- Presented by: Timmy Mallett Arabella Warner James Baker Tommy Boyd Michaela Strachan
- Country of origin: United Kingdom

Production
- Running time: 30 min.

Original release
- Network: TV-am (ITV)
- Release: 13 October 1984 – 1989

Related
- Wacaday (1985 – 1992)

= Wide Awake Club =

Wide Awake Club (often abbreviated to WAC) is a children's television series that was broadcast in the United Kingdom on the breakfast television channel TV-am between 1984 and 1989.

==History==
Wide Awake Club started on Saturday 13 October 1984, broadcasting for an hour each Saturday morning at 8.30 am as TV-am's flagship kids series. It replaced two separate shows, Data Run and SPLAT which had been created by Ragdoll's Anne Wood then as Head of Children's Programmes.

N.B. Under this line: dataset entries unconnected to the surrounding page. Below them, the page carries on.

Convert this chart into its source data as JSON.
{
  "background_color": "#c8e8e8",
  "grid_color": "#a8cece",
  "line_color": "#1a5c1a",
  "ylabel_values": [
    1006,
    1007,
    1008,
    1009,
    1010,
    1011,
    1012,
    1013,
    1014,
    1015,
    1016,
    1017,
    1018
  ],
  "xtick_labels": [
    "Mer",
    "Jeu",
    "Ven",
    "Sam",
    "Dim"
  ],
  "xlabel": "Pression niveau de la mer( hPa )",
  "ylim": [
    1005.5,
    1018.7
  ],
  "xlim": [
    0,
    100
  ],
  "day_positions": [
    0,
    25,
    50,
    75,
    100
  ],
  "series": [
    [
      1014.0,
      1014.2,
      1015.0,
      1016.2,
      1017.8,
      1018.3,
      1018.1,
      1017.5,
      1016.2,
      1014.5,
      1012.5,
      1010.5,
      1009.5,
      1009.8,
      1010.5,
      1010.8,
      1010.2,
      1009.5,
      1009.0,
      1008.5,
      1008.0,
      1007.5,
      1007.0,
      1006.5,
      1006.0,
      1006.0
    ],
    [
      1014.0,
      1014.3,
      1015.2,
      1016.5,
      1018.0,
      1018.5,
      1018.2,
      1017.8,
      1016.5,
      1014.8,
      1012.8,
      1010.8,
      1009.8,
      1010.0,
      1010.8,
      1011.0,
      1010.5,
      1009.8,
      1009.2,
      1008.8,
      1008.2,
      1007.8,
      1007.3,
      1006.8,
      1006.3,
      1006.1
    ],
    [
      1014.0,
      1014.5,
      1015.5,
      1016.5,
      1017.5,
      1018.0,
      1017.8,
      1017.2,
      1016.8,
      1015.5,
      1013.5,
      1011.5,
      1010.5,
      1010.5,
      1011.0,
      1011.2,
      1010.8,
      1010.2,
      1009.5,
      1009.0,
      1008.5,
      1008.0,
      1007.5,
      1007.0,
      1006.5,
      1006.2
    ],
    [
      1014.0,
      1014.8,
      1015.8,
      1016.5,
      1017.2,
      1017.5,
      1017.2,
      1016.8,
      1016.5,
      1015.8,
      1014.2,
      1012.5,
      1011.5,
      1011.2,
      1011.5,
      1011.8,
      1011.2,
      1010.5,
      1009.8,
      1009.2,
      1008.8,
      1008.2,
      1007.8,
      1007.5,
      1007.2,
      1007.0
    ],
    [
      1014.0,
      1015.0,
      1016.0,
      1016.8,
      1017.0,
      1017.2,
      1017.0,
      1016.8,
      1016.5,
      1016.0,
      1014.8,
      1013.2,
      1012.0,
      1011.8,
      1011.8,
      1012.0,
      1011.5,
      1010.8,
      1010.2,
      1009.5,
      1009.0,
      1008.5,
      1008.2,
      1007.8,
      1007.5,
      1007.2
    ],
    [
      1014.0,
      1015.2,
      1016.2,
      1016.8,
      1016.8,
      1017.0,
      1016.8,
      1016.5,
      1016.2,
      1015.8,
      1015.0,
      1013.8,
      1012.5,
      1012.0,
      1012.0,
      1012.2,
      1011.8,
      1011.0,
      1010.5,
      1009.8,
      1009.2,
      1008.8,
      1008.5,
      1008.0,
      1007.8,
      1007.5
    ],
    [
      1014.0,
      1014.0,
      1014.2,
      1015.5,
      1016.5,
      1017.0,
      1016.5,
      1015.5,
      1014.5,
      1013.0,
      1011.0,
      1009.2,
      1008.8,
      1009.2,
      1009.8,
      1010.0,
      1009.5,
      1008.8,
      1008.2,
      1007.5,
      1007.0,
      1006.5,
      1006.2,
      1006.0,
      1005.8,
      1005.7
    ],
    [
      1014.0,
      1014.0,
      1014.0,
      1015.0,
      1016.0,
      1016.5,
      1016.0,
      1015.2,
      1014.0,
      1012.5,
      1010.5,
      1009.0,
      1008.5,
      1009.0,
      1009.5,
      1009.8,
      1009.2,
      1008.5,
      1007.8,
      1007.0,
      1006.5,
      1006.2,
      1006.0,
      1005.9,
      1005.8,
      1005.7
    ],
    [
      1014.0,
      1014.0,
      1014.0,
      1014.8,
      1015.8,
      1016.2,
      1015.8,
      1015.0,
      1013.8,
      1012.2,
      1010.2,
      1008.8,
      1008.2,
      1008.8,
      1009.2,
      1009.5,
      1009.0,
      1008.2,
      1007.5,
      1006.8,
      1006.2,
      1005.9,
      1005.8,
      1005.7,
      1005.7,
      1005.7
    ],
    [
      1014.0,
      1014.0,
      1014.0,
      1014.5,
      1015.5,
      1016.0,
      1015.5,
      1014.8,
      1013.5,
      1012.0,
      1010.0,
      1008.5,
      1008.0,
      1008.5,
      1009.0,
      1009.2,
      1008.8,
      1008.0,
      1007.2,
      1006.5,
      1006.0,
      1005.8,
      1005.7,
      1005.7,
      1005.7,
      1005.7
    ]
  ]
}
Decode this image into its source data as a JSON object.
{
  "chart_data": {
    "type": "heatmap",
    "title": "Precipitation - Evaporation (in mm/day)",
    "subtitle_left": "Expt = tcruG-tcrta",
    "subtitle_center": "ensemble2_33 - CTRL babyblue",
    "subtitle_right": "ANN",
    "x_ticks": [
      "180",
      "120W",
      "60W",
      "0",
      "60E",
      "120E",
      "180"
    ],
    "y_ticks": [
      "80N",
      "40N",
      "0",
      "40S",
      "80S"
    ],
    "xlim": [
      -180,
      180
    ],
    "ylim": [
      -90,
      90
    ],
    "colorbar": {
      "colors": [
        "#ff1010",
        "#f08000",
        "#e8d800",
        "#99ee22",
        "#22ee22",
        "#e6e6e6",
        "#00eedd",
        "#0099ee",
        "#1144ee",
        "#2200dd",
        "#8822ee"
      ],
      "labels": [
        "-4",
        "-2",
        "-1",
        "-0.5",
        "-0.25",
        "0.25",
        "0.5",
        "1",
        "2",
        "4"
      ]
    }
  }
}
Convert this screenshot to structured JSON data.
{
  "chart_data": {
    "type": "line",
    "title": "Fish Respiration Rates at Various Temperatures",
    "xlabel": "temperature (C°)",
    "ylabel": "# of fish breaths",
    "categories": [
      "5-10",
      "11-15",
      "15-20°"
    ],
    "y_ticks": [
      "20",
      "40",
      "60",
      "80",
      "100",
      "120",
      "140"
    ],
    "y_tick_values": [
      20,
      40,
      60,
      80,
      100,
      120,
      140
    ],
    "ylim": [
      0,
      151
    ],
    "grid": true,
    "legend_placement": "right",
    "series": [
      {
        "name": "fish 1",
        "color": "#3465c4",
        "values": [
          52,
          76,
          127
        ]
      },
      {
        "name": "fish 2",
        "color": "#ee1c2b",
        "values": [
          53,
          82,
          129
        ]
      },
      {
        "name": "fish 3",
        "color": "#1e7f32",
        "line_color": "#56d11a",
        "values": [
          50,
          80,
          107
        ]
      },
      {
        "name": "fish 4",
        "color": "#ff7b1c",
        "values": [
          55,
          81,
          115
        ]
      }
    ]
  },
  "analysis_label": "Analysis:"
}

The change to Wide Awake Club was part of cost cutting by management and was devised by producer Nick Wilson.

WAC was presented by Timmy Mallett, Arabella Warner and James Baker, with Tommy Boyd joining in February 1985 and Michaela Strachan in August 1986 – all newcomers to television, except Boyd who had previously presented Magpie and Mallett who had presented the Oxford Road Show.

The live programme combined comedy, games, celebrity guests, competitions and viewer interaction. There were also more educational features, including visiting experts such as Carol Vorderman for the science slot, and attempts to explain historical and contemporary events like the Cold War. A spelling contest, 'Bonk’n’Boob' was praised by teachers for encouraging children to learn to spell properly. The show also launched the career of Mike Myers, later a major Hollywood star, who made guest appearances with Neil Mullarkey on the show for a brief time, parodying the show's title in his segment "Sound Asleep Club", in which he sported pyjamas and a "bed-head" hairstyle. His roles included making earrings out of spoons, tape and string, as well as making a glass of water in a cookery section.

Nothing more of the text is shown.